A princípio, não descartamos a fonte de inspiração europeia, até por ser pioneira em termos de boas práticas (benchmarking) em governança e regulação de novas tecnologias, por força do chamado Efeito Bruxelas. Mas embora o AI Act pretenda ser uma lei que abrace todas as inteligências artificiais, aquele também encontra seus limites. Por isso estamos inclinados a um modelo autóctone em IA que leve em consideração as especificidades e realidade brasileiras, sobretudo em termos de cultura, sociedade e linguagem (aqui leia-se treinamento de modelos de linguagem – LLMs – em português).

E por que o treinamento de modelos de linguagem no idioma pátrio é importante?

Porque embora modelos comerciais como Gemini e ChatGPT “falem” a nossa língua, muitas vezes isso ocorre através de traduções, como salienta Diogo Cortiz, um experto na área, o que “pode resultar em uma imposição cultural e subjetiva das línguas dominantes, como o inglês, gerando respostas incorretas e enviesadas”. Uma vez que “a criação de modelos avançados de linguagem em português é colocada como ponto-chave para a soberania digital em IA”. Visto que investimentos em infraestrutura são fundamentais, frisa Virgílio Almeida, titular da Cátedra Oscar Sala do Instituto de Estudos Avançados da USP. Explica-se: como os brasileiros produzem dados, cobiçados por big techs estrangeiras, capazes de treinar grandes modelos de inteligência artificial, é preciso ter alternativas, pois aí sim haveria uma IA genuinamente “soberana/brasileira” em busca de um protagonismo no Sul Global.

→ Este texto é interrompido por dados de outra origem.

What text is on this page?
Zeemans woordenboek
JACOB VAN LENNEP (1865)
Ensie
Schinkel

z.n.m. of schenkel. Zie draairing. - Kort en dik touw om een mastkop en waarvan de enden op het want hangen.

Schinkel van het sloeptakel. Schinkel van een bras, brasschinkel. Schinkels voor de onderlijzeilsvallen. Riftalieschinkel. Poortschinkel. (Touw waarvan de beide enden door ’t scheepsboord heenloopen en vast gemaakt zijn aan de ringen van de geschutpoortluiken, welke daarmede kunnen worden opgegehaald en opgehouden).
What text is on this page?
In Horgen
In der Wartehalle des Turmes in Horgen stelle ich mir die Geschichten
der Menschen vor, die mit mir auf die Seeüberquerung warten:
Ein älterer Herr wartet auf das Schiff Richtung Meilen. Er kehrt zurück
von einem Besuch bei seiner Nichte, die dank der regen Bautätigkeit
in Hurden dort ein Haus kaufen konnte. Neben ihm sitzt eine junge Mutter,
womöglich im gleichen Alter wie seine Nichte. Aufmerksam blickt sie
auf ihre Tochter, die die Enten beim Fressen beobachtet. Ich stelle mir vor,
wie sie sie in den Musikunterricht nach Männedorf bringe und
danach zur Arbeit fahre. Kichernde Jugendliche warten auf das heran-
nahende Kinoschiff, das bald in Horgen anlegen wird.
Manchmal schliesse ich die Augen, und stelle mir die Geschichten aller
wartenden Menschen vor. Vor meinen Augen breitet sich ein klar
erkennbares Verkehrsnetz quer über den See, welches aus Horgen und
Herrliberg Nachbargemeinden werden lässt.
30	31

Portanto, ao traçarmos um panorama do cenário nacional, hoje os argumentos dos especialistas acerca de ter um modelo regulatório em inteligência artificial, próprio do Brasil, oscilam entre o que seria um projeto a) desnecessário; b) afobado e temerário; e, por fim, c) ambicioso demais. Adiantamos, no entanto, que a maioria concorda que algo deva ser feito, mas discorda de quando e como isso irá exatamente acontecer:

a) quanto a ser um projeto desnecessário, argumenta-se que os arcabouços regulatórios vigentes, como o Código de Defesa do Consumidor, o Código Eleitoral ou mesmo a Lei Geral de Proteção de Dados – LGPD já dariam conta de uma suposta lacuna legislativa em IA;

b) quanto a ser um projeto afobado e temerário, argumenta-se que a regulação é necessária, mas deve vir com cautela. Posicionamento que relativiza o argumento da desnecessidade de regulação em IA, mas não por completo. Vem sob a justificativa de que com a popularização e democratização de acesso à IA, sobretudo com o boom da IA generativa, surgiram situações novas que, por sua vez, geraram riscos novos ainda não previstos nem nas leis atuais, nem em alguns dos projetos de lei em tramitação no Brasil. Tal argumento leva, então, em conta a velocidade e o volume de escala como avança o desenvolvimento da tecnologia. Logo, urgente é o debate, mas não necessariamente a sua conclusão.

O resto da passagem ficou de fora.